Categories
Uncategorized

Depression and Chronic Migraines

Living without a piece of care is like not living very much ya know? Who did this? Why me? Where am I? Who am I? Am I loved? Am I cared for? Am I just one person more? Where will I be in the next 5 or so years?

Ugh, I hate that fucking question.

It’s the question that all teachers always ask their students

“Where do you see yourself in the next 5 or 10 years?”

“I’ll be married”- says Tiffany

“I’ll have a stable job and my own home” – says Omar

“I don’t fucking know” – Says no one, ever.

We just think it.

It’s not the norm to not know what the fuck will happen in the next 5 or 10 years. It’s also not the norm to share what you truly want.

“I wanna travel the world” – says, maybe some adventurous brave soul.

“I wanna be a star” – says, one out of 10 confident people.

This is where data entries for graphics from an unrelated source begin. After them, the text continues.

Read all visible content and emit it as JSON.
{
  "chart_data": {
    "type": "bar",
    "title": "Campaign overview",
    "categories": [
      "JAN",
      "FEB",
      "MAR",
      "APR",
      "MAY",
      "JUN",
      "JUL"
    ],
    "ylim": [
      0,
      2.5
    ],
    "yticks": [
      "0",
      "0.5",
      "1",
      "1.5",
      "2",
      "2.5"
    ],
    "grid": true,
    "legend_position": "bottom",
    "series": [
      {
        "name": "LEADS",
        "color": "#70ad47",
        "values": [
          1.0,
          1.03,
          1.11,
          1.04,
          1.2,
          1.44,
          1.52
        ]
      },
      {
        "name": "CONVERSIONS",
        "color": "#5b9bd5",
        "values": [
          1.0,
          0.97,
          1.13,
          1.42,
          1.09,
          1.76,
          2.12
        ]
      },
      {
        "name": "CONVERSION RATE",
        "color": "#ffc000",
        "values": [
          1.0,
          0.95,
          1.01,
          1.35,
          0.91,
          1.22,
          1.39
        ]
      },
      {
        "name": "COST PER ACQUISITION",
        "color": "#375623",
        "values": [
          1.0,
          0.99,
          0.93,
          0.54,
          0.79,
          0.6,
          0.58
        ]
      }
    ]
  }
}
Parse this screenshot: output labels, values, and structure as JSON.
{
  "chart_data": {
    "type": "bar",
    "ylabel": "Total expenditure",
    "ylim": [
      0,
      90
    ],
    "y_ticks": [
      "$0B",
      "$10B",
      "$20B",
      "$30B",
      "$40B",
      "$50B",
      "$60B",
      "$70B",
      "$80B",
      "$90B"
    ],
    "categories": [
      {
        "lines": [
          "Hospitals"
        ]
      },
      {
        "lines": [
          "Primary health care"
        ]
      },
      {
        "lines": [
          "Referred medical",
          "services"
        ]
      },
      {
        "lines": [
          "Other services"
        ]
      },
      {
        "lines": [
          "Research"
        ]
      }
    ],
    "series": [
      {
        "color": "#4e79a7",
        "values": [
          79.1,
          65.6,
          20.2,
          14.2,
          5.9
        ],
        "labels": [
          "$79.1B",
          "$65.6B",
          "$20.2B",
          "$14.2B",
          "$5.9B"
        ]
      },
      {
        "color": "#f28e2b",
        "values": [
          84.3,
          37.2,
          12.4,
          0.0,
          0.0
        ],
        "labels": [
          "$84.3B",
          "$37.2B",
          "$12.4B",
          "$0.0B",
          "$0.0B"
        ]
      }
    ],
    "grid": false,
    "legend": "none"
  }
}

“I’m gonna be true to myself” – says, no one ever.

Why would they?

It’s not the right answer to the teachers questions. They always say “Oh there is no right and wrong answer”, then they correct your answer afterwards. Saying that is the literal equivalent to saying “no offense but..” right before offending you.

“Oh cool you wanna be a star but guess what? That’s unrealistic and inconvenient, nobody wants to hear that. So, like, you’re a female, right? So, instead strive to getting married and having a job and a family of 3 kids and getting divorced or something, it’s much more realistic and likely to happen. So, I’ll ask you again, where do you see yourself in the next 5 or so years?”

Drowning in a bathtub.

Drowning on myself.

Drowning in myself.

“I’ll have a great job and I’ll be married!” – says me.